No fundo, é este o partido que quase todos acusam de legitimar e fomentar o discurso racista. E para o fazer basta dizer que o assunto não existe, como explica Ivo Domingues. “O Chega está orientado para a negação do problema (diz não haver racismo estrutural na sociedade portuguesa), vá-se lá saber o que isso significa. Um discurso questionável, com base na existência de uma significativa proporção da sociedade que revela ser agente de práticas racistas.” E se por um lado pode parecer difícil sustentar que o Chega seja um partido racista, “uma vez que nos seus princípios não há nada que o associe claramente ao racismo, há muita coisa que o associa à extrema-direita”, alega o sociólogo.

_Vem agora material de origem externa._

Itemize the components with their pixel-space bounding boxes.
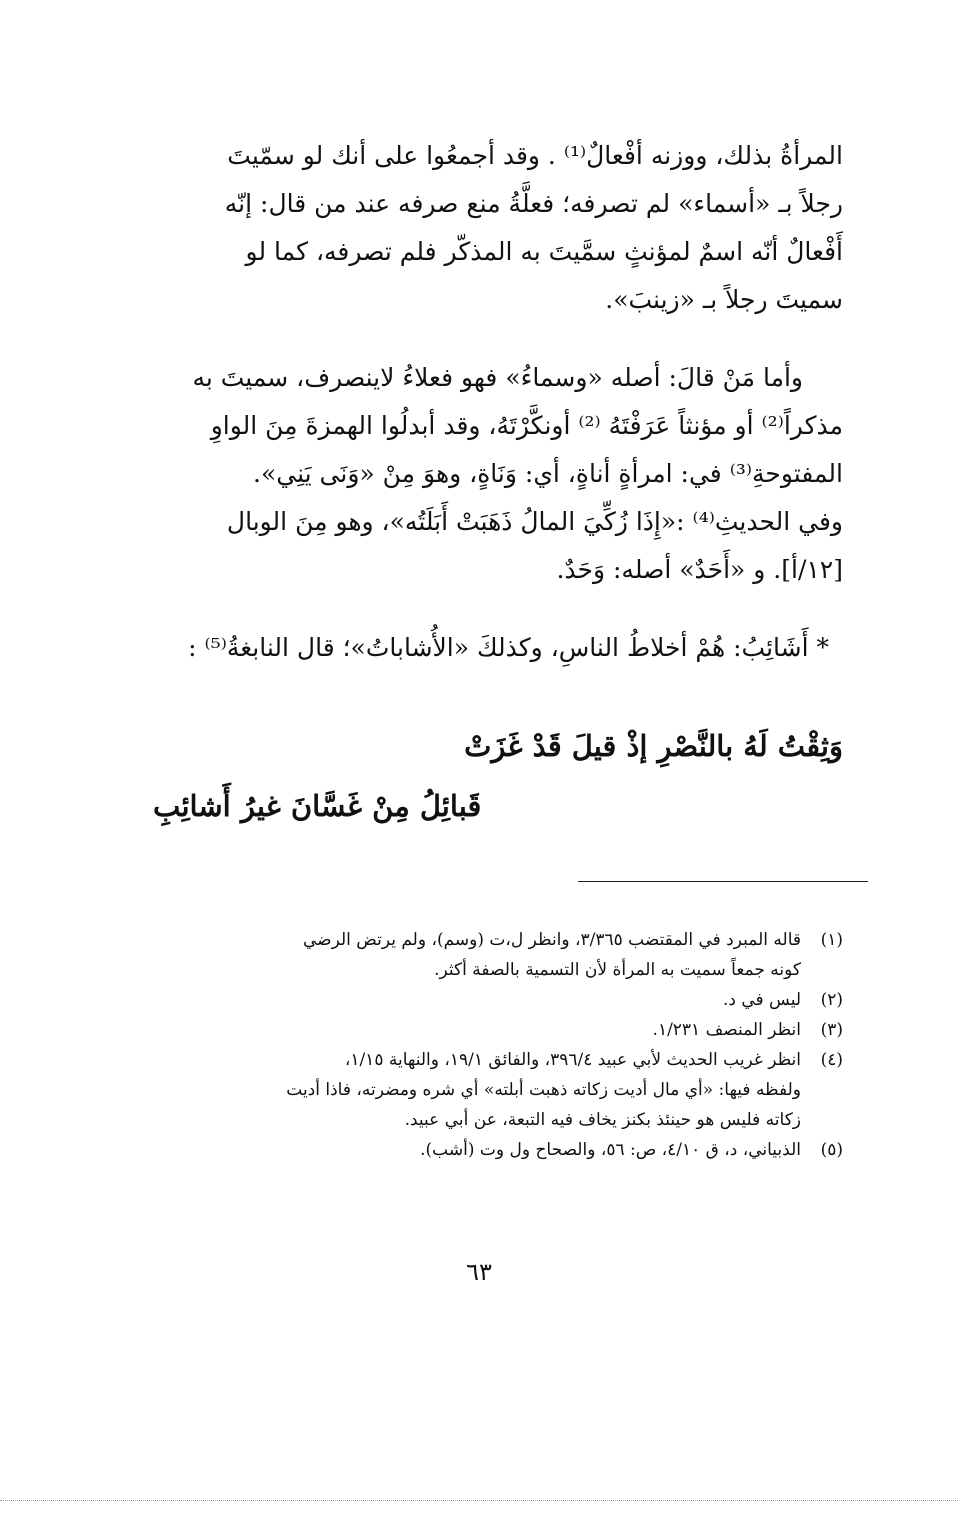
- verse-line-1: وَثِقْتُ لَهُ بالنَّصْرِ إذْ قيلَ قَدْ غَزَتْ: [464, 729, 843, 763]
- footnote-line: زكاته فليس هو حينئذ بكنز يخاف فيه التبعة، عن أبي عبيد.: [404, 1110, 801, 1130]
- footnote-4: [153, 1045, 843, 1135]
- text-line: رجلاً بـ «أسماء» لم تصرفه؛ فعلَّةُ منع صرفه عند من قال: إنّه: [224, 189, 843, 218]
- footnote-line: ولفظه فيها: «أي مال أديت زكاته ذهبت أبلته» أي شره ومضرته، فاذا أديت: [286, 1080, 801, 1100]
- text-line: * أَشَائِبُ: هُمْ أخلاطُ الناسِ، وكذلكَ «الأُشاباتُ»؛ قال النابغةُ⁽⁵⁾ :: [188, 633, 829, 662]
- footnote-number: (٣): [820, 1020, 843, 1040]
- text-line: أَفْعالٌ أنّه اسمٌ لمؤنثٍ سمَّيتَ به المذكّر فلم تصرفه، كما لو: [245, 237, 843, 266]
- page-number: ٦٣: [466, 1258, 492, 1286]
- text-line: المفتوحةِ⁽³⁾ في: امرأةٍ أناةٍ، أي: وَنَاةٍ، وهوَ مِنْ «وَنَى يَنِي».: [253, 459, 843, 488]
- text-line: [١٢/أ]. و «أَحَدٌ» أصله: وَحَدٌ.: [556, 555, 843, 584]
- footnote-divider: [578, 881, 868, 882]
- scan-edge-line: [0, 1500, 958, 1501]
- paragraph-2: [153, 354, 843, 594]
- footnotes: [153, 925, 843, 1165]
- footnote-line: انظر غريب الحديث لأبي عبيد ٣٩٦/٤، والفائق ١٩/١، والنهاية ١/١٥،: [344, 1050, 801, 1070]
- footnote-number: (٤): [820, 1050, 843, 1070]
- footnote-number: (١): [820, 930, 843, 950]
- footnote-line: قاله المبرد في المقتضب ٣/٣٦٥، وانظر ل،ت (وسم)، ولم يرتض الرضي: [302, 930, 801, 950]
- main-text: [153, 132, 843, 702]
- footnote-number: (٢): [820, 990, 843, 1010]
- text-line: وفي الحديثِ⁽⁴⁾ :«إِذَا زُكِّيَ المالُ ذَهَبَتْ أَبَلَتُه»، وهو مِنَ الوبال: [226, 507, 843, 536]
- text-line: المرأةُ بذلك، ووزنه أفْعالٌ⁽¹⁾ . وقد أجمعُوا على أنك لو سمّيتَ: [227, 141, 843, 170]
- footnote-2: [153, 985, 843, 1015]
- footnote-line: الذبياني، د، ق ٤/١٠، ص: ٥٦، والصحاح ول وت (أشب).: [420, 1140, 801, 1160]
- text-line: مذكراً⁽²⁾ أو مؤنثاً عَرَفْتَهُ ⁽²⁾ أونكَّرْتَهُ، وقد أبدلُوا الهمزةَ مِنَ الواوِ: [210, 411, 843, 440]
- verse-line-2: قَبائِلُ مِنْ غَسَّانَ غيرُ أَشائِبِ: [153, 789, 482, 823]
- footnote-line: انظر المنصف ١/٢٣١.: [652, 1020, 801, 1040]
- footnote-3: [153, 1015, 843, 1045]
- footnote-line: ليس في د.: [722, 990, 801, 1010]
- paragraph-3: [153, 624, 843, 672]
- text-line: سميتَ رجلاً بـ «زينبَ».: [605, 285, 843, 314]
- footnote-number: (٥): [820, 1140, 843, 1160]
- footnote-1: [153, 925, 843, 985]
- text-line: وأما مَنْ قالَ: أصله «وسماءُ» فهو فعلاءُ لاينصرف، سميتَ به: [192, 363, 803, 392]
- footnote-5: [153, 1135, 843, 1165]
- paragraph-1: [153, 132, 843, 324]
- footnote-line: كونه جمعاً سميت به المرأة لأن التسمية بالصفة أكثر.: [434, 960, 801, 980]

Quanto mais não seja, o facto de “o Chega não impedir que os seus eventos públicos integrem elementos publicamente conotados com o racismo e a ala extremista”. E, pelo que vemos, nem todos os que engrossam os eventos do Chega são filhos do saudosismo salazarista. Nas fileiras vemos rostos jovens. Os mesmos que Ivo Domingues diz revelarem atualmente “uma sobranceira desvalorização da política nas suas vidas”. O que deixa aberto o campo para o aparecimento de novos grupos inorgânicos como a tal Nova Ordem de Avis. “Quando os jovens adultos encontram dificuldade em realizar os seus projetos de vida tornam-se facilmente adeptos de discursos que apelam ao nacionalismo e à redução da imigração.”
Para o historiador Fernando Rosas, “só se ataca o problema do racismo resolvendo os problemas sociais”. Para isso, “é preciso dar uma enorme atenção às condições de vida das pessoas, ao desemprego, ao salário”. Já para a psicóloga Fátima Lobo, o momento “de grande conflitualidade social que decorre não tem muito a ver com o Chega”. No ponto de vista da também professora na Faculdade de Filosofia e Ciências Sociais da Universidade Católica de Braga, “é fácil canalizar para um partido a responsabilidade de uma dinâmica social”. O problema está à Direita e à Esquerda. “Ou não tínhamos manifestações e contramanifestações”. Trata-se “não de um problema político, mas de uma questão mal resolvida do ponto de vista da consciência coletiva. O que perdemos não é ideológico é ético. Perdemos as nossas referências mais profundas, faltam-nos desígnios. A globalização descentrou do humano e colocou o foco no dinheiro, na economia.” Por isso, defende que “enquanto não existir um governo global as fraturas sociais serão muito significativas”. Afinal, “o racismo também é uma questão de recursos escassos, distribuição assimétrica e domínio dos países ricos sobre os pobres”.